Q. How is this different from PBKDF2 or Argon2? PBKDF2 and Argon2 are key-stretching functions that deliberately slow down password hashing. HKDF is a key-derivation function that distributes one already-high-entropy secret into several purpose-specific keys. It has no slow-by-design work factor; the goals are different.

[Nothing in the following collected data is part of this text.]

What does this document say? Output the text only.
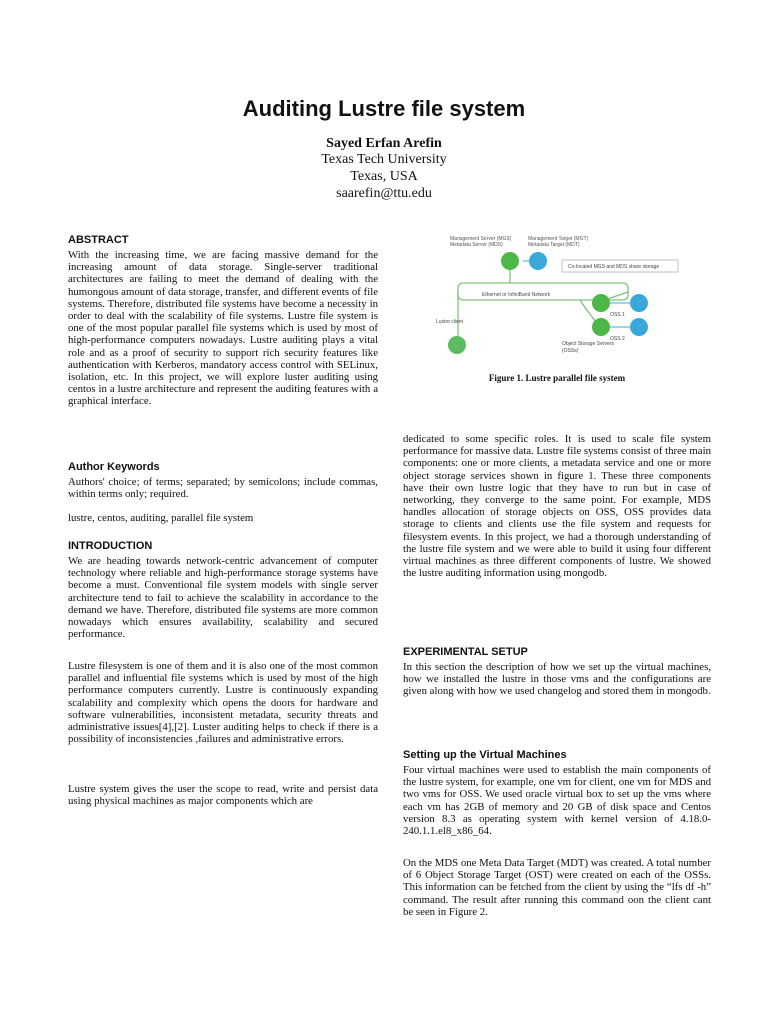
Auditing Lustre file system
Sayed Erfan Arefin
Texas Tech University
Texas, USA
saarefin@ttu.edu
ABSTRACT

With the increasing time, we are facing massive demand for the increasing amount of data storage. Single-server traditional architectures are failing to meet the demand of dealing with the humongous amount of data storage, transfer, and different events of file systems. Therefore, distributed file systems have become a necessity in order to deal with the scalability of file systems. Lustre file system is one of the most popular parallel file systems which is used by most of high-performance computers nowadays. Lustre auditing plays a vital role and as a proof of security to support rich security features like authentication with Kerberos, mandatory access control with SELinux, isolation, etc. In this project, we will explore luster auditing using centos in a lustre architecture and represent the auditing features with a graphical interface.

Author Keywords

Authors' choice; of terms; separated; by semicolons; include commas, within terms only; required.

lustre, centos, auditing, parallel file system

INTRODUCTION

We are heading towards network-centric advancement of computer technology where reliable and high-performance storage systems have become a must. Conventional file system models with single server architecture tend to fail to achieve the scalability in accordance to the demand we have. Therefore, distributed file systems are more common nowadays which ensures availability, scalability and secured performance.

Lustre filesystem is one of them and it is also one of the most common parallel and influential file systems which is used by most of the high performance computers currently. Lustre is continuously expanding scalability and complexity which opens the doors for hardware and software vulnerabilities, inconsistent metadata, security threats and administrative issues[4],[2]. Luster auditing helps to check if there is a possibility of inconsistencies ,failures and administrative errors.

Lustre system gives the user the scope to read, write and persist data using physical machines as major components which are

Management Server (MGS)
Metadata Server (MDS)
Management Target (MGT)
Metadata Target (MDT)
Co-located MGS and MDS share storage
Ethernet or InfiniBand Network
Lustre client
OSS 1
OSS 2
Object Storage Servers
(OSSs)
Figure 1. Lustre parallel file system

dedicated to some specific roles. It is used to scale file system performance for massive data. Lustre file systems consist of three main components: one or more clients, a metadata service and one or more object storage services shown in figure 1. These three components have their own lustre logic that they have to run but in case of networking, they converge to the same point. For example, MDS handles allocation of storage objects on OSS, OSS provides data storage to clients and clients use the file system and requests for filesystem events. In this project, we had a thorough understanding of the lustre file system and we were able to build it using four different virtual machines as three different components of lustre. We showed the lustre auditing information using mongodb.

EXPERIMENTAL SETUP

In this section the description of how we set up the virtual machines, how we installed the lustre in those vms and the configurations are given along with how we used changelog and stored them in mongodb.

Setting up the Virtual Machines

Four virtual machines were used to establish the main components of the lustre system, for example, one vm for client, one vm for MDS and two vms for OSS. We used oracle virtual box to set up the vms where each vm has 2GB of memory and 20 GB of disk space and Centos version 8.3 as operating system with kernel version of 4.18.0-240.1.1.el8_x86_64.

On the MDS one Meta Data Target (MDT) was created. A total number of 6 Object Storage Target (OST) were created on each of the OSSs. This information can be fetched from the client by using the “lfs df -h” command. The result after running this command oon the client cant be seen in Figure 2.
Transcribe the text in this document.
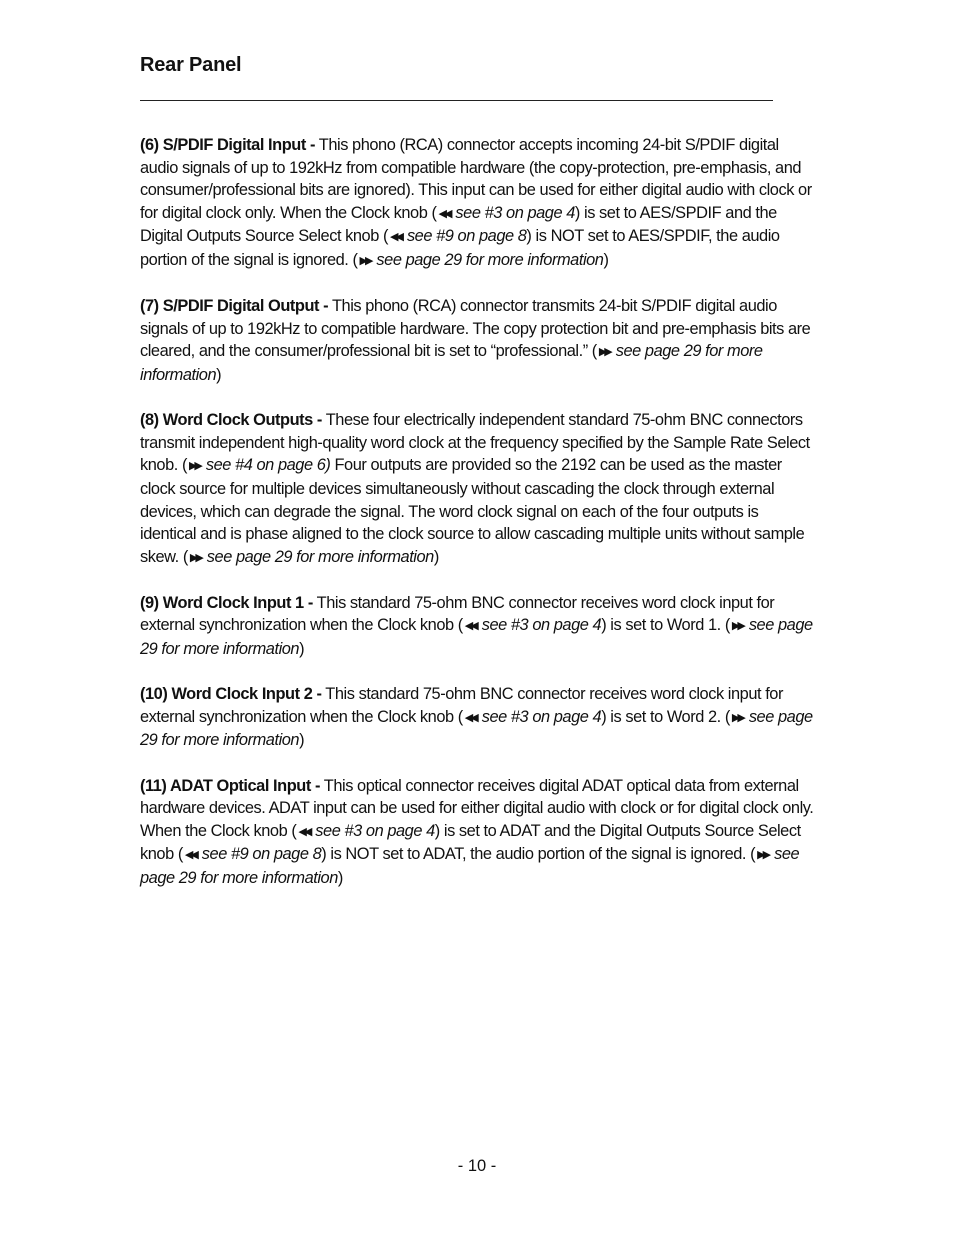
Rear Panel

(6) S/PDIF Digital Input - This phono (RCA) connector accepts incoming 24-bit S/PDIF digital audio signals of up to 192kHz from compatible hardware (the copy-protection, pre-emphasis, and consumer/professional bits are ignored). This input can be used for either digital audio with clock or for digital clock only. When the Clock knob ( ◀◀ see #3 on page 4) is set to AES/SPDIF and the Digital Outputs Source Select knob ( ◀◀ see #9 on page 8) is NOT set to AES/SPDIF, the audio portion of the signal is ignored. ( ▶▶ see page 29 for more information)

(7) S/PDIF Digital Output - This phono (RCA) connector transmits 24-bit S/PDIF digital audio signals of up to 192kHz to compatible hardware. The copy protection bit and pre-emphasis bits are cleared, and the consumer/professional bit is set to “professional.” ( ▶▶ see page 29 for more information)

(8) Word Clock Outputs - These four electrically independent standard 75-ohm BNC connectors transmit independent high-quality word clock at the frequency specified by the Sample Rate Select knob. ( ▶▶ see #4 on page 6) Four outputs are provided so the 2192 can be used as the master clock source for multiple devices simultaneously without cascading the clock through external devices, which can degrade the signal. The word clock signal on each of the four outputs is identical and is phase aligned to the clock source to allow cascading multiple units without sample skew. ( ▶▶ see page 29 for more information)

(9) Word Clock Input 1 - This standard 75-ohm BNC connector receives word clock input for external synchronization when the Clock knob ( ◀◀ see #3 on page 4) is set to Word 1. ( ▶▶ see page 29 for more information)

(10) Word Clock Input 2 - This standard 75-ohm BNC connector receives word clock input for external synchronization when the Clock knob ( ◀◀ see #3 on page 4) is set to Word 2. ( ▶▶ see page 29 for more information)

(11) ADAT Optical Input - This optical connector receives digital ADAT optical data from external hardware devices. ADAT input can be used for either digital audio with clock or for digital clock only. When the Clock knob ( ◀◀ see #3 on page 4) is set to ADAT and the Digital Outputs Source Select knob ( ◀◀ see #9 on page 8) is NOT set to ADAT, the audio portion of the signal is ignored. ( ▶▶ see page 29 for more information)

- 10 -
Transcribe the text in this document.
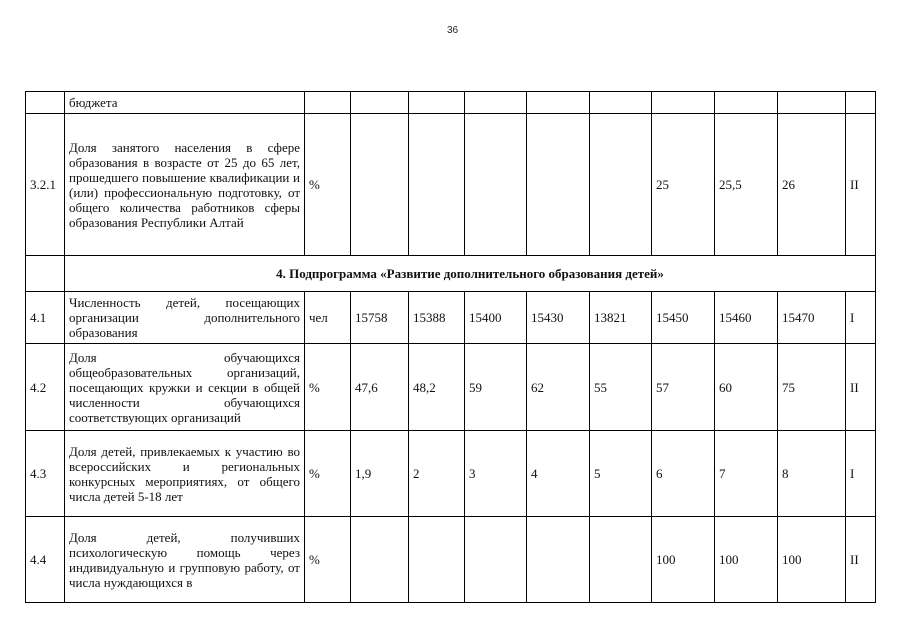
36
	бюджета										
3.2.1	Доля занятого населения в сфере образования в возрасте от 25 до 65 лет, прошедшего повышение квалификации и (или) профессиональную подготовку, от общего количества работников сферы образования Республики Алтай	%						25	25,5	26	II
	4. Подпрограмма «Развитие дополнительного образования детей»										
4.1	Численность детей, посещающих организации дополнительного образования	чел	15758	15388	15400	15430	13821	15450	15460	15470	I
4.2	Доля обучающихся общеобразовательных организаций, посещающих кружки и секции в общей численности обучающихся соответствующих организаций	%	47,6	48,2	59	62	55	57	60	75	II
4.3	Доля детей, привлекаемых к участию во всероссийских и региональных конкурсных мероприятиях, от общего числа детей 5-18 лет	%	1,9	2	3	4	5	6	7	8	I
4.4	Доля детей, получивших психологическую помощь через индивидуальную и групповую работу, от числа нуждающихся в	%						100	100	100	II
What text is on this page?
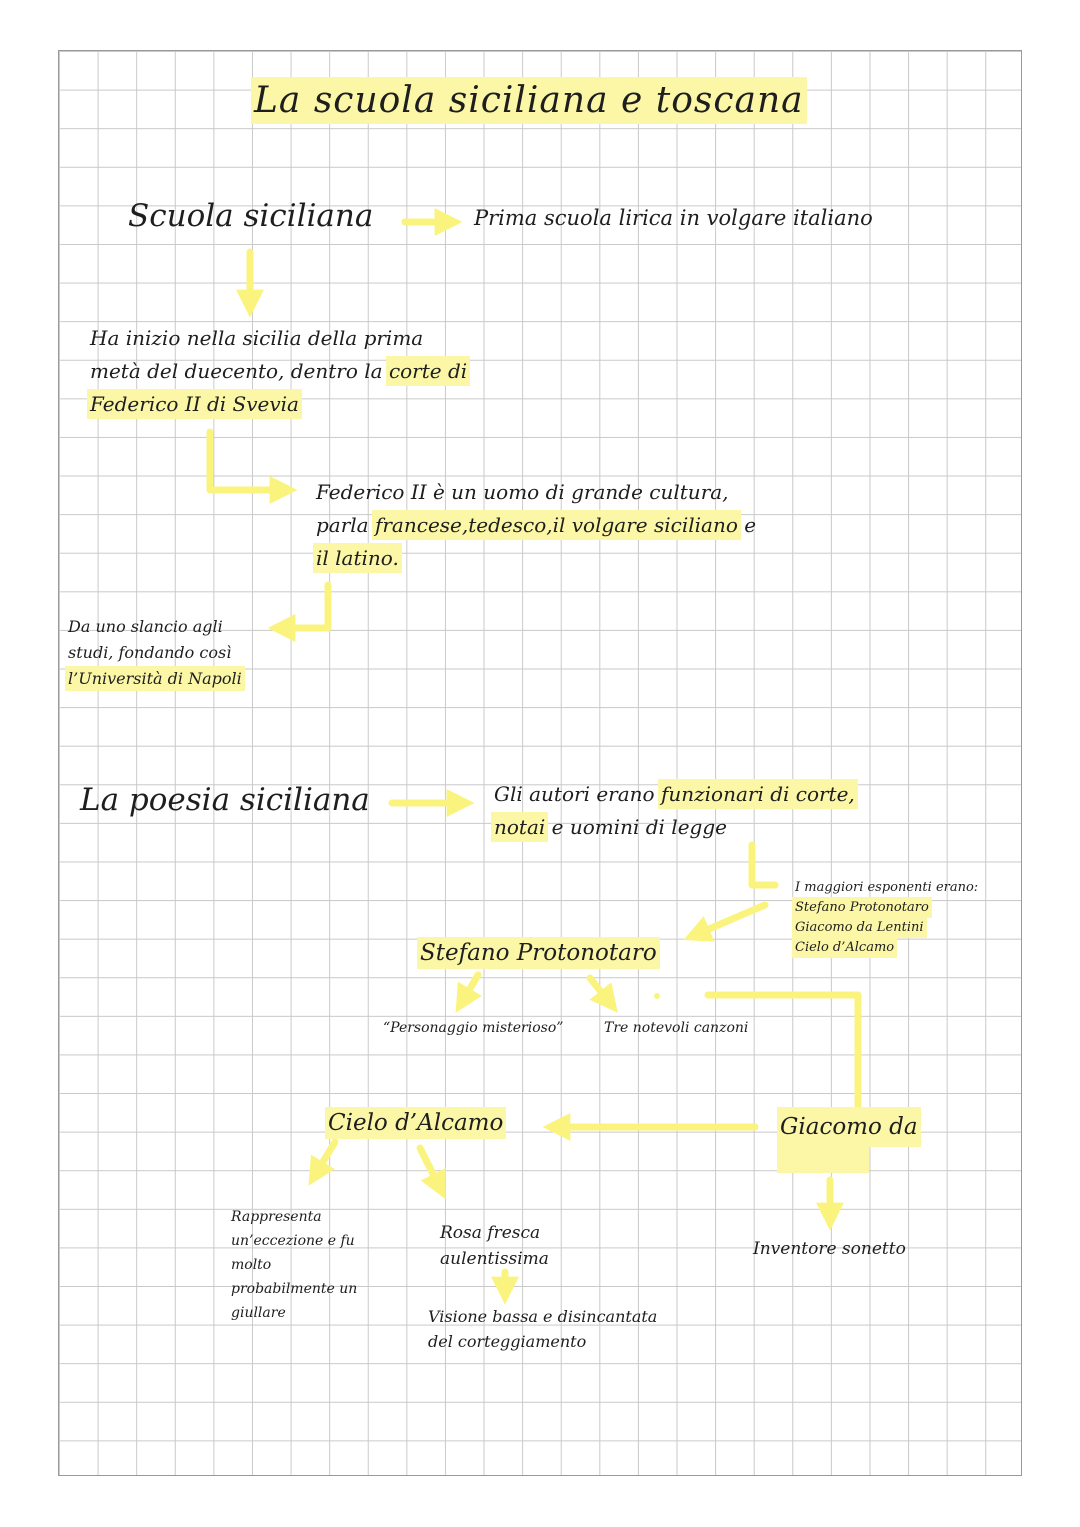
La scuola siciliana e toscana

Scuola siciliana	Prima scuola lirica in volgare italiano

Ha inizio nella sicilia della prima
metà del duecento, dentro la corte di
Federico II di Svevia
Federico II è un uomo di grande cultura,
parla francese,tedesco,il volgare siciliano e
il latino.
Da uno slancio agli
studi, fondando così
l’Università di Napoli

La poesia siciliana	Gli autori erano funzionari di corte,
notai e uomini di legge
I maggiori esponenti erano:
Stefano Protonotaro
Giacomo da Lentini
Cielo d’Alcamo

Stefano Protonotaro

“Personaggio misterioso”	Tre notevoli canzoni

Giacomo da

Inventore sonetto

Cielo d’Alcamo

Rappresenta
un’eccezione e fu
molto
probabilmente un
giullare
Rosa fresca
aulentissima
Visione bassa e disincantata
del corteggiamento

Q. My output doesn't match another tool Differences come from how salt zero-padding is handled, whether info is present, and UTF-8 versus raw-byte interpretation. Confirm all three inputs are byte-for-byte identical.
📚 Fun Facts
HKDF was standardized in 2010 by Hugo Krawczyk and Pasi Eronen as RFC 5869. Its "Extract-then-Expand" design first squeezes messy entropy into a uniform PRK (extract), then expands that into as many keys as you need. That separation is what lets it derive safe keys from biased inputs like a raw Diffie-Hellman shared secret. TLS 1.3 builds its entire key schedule on HKDF, leaning heavily on a labeled variant called HKDF-Expand-Label. Putting a context string in the info field to fork one IKM into independent "encryption" and "authentication" keys is the canonical pattern - the whole reason the info parameter exists.